During the financial collapse of 2008, alcohol sales climbed despite the rapid drop in both stock market value and personal wealth in the United States. (Source: “Alcohol Sales Thrive in Hard Times,” CNN Money, June 9, 2011.)
“I wouldn’t say it’s recession proof,” said Esther Kwon, an alcohol industry analyst at Standard & Poor’s Financial Services LLC, back in 2011. “People will buy less and they will move to different venues, meaning moving to home instead of a bar. But people will continue to drink, regardless.”
Overall, alcoholic beverage sales jumped by more than nine percent in both 2008 and 2010, and by 10% over the 12-month period ended May 31, 2011. That’s despite unemployment rising during those years.
“These numbers grew almost in spite of the recession,” said Sageworks analyst Sam Zippin, pointing out that medical care was the only other sector to maintain growth during the Great Recession. “Other than going to the doctor, [alcohol] is another need to have.” (Source: Ibid.)
There’s a good chance that marijuana will see similar sales increases in places where it’s legal.
So, in effect, we may actually start seeing strong gains in the near future from pot stocks, both from a natural progression due to economic recovery, but also via increased sales.
What to Watch Out for as a Marijuana Investor
Let’s be honest: it’s not all sunshine and rainbows for marijuana stocks. There are several key obstacles brought on by the COVID-19 pandemic that marijuana investors need to be aware of.
The economic slowdown is not going to leave the marijuana industry totally unscathed. Rather, there are several key areas that will need to adapt in order to take advantage of the opportunity created by the potential recession.
The most important—or at least the most immediate—issue is production.
With governments issuing strict guidelines on manufacturers in order to reduce the COVID-19 spread, marijuana producers will have to find ways to continue operating without putting consumers and workers at risk. Not only is that a moral good, but it will also prevent the government from having to forcibly shut them down.
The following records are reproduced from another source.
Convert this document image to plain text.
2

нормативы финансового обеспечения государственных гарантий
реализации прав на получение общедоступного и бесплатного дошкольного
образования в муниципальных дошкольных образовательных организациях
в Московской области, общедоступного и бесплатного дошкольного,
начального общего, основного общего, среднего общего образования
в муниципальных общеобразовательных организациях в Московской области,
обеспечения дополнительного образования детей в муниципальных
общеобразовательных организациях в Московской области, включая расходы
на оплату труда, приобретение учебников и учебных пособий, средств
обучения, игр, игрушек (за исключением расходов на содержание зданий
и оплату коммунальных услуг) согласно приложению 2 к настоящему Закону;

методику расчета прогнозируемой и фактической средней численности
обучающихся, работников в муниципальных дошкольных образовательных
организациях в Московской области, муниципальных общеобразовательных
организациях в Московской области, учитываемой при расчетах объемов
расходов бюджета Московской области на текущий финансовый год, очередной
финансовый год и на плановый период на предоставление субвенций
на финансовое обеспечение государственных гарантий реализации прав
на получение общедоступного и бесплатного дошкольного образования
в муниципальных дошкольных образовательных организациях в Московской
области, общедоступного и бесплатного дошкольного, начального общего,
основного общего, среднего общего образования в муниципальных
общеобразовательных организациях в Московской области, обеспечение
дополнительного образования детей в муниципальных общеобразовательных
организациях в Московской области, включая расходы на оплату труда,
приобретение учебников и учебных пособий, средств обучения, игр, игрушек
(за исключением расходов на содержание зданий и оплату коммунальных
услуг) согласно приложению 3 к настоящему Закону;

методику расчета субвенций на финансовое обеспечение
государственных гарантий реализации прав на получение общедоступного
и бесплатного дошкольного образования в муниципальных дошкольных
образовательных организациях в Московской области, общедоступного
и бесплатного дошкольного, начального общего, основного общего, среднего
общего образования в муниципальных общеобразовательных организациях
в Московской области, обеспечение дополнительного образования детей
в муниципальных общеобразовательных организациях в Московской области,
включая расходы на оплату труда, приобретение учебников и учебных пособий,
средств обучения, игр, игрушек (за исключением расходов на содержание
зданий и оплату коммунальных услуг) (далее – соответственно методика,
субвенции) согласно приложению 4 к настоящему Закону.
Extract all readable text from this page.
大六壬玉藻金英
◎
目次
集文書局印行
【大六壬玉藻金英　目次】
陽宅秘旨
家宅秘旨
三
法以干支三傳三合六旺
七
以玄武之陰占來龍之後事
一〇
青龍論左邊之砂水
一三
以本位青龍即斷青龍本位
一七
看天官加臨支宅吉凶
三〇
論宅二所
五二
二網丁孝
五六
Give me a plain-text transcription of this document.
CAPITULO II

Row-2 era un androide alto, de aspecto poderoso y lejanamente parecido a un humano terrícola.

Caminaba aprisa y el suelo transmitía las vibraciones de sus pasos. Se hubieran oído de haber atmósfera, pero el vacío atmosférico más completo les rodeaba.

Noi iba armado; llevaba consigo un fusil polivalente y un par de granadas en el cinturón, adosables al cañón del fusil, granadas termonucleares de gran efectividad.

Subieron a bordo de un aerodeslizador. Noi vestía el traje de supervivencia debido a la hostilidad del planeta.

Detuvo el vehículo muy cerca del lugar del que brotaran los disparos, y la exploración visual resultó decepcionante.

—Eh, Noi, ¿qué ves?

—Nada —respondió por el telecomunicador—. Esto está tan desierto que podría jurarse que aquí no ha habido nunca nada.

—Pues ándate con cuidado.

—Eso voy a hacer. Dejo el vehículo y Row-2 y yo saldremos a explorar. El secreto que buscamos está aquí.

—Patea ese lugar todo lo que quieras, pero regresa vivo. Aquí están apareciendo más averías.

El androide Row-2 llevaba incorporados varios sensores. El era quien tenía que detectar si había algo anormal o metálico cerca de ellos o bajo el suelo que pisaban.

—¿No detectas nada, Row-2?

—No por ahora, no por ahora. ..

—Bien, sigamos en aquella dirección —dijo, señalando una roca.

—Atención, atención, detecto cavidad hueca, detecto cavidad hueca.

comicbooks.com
We’ve seen several production centers slow down or cease altogether for the time being in response to COVID-19. Ideally, marijuana producers will find a way to resume production without putting their workers at risk, which in turn will lead to a larger supply of pot in the event that demand spikes.
Another issue right now is that the political fight for marijuana legalization is taking a backseat at the moment.
While the current discussion about police and their role in American society could potentially steer us toward a nuanced discussion about marijuana legalization as a way to reduce encounters between police and citizens, that is by no means guaranteed.
In fact, I’d say it’s a bit of a long game. As much as we all would love to see politicians do the right and sane thing by legalizing pot throughout the country, at the end of the day, they have bigger fish to fry with COVID-19 and societal tensions running high.
The final snag that marijuana has hit is that Bernie Sanders has dropped out of the race for president. By doing so, we now have no chance of seeing a pro-legalization president take the Oval Office in 2021. While Sanders was always an outside shot, his loss means we’ll be waiting at least another four years until we have another pro-pot presidential candidate.
The one saving grace is that Joe Biden, the presumptive nominee for the Democratic Party, is potentially malleable on the marijuana question, but we shouldn’t hold our breaths.
While this is certainly a time of volatility on the stock market (and that goes double for pot stocks), it’s also a time of great opportunity.
Fortunes have been won during these types of wild swings in the past, and there’s a chance of that happening once more. I believe that, long-term, many marijuana stocks will be extremely valuable as the industry gets up and running post-COVID-19.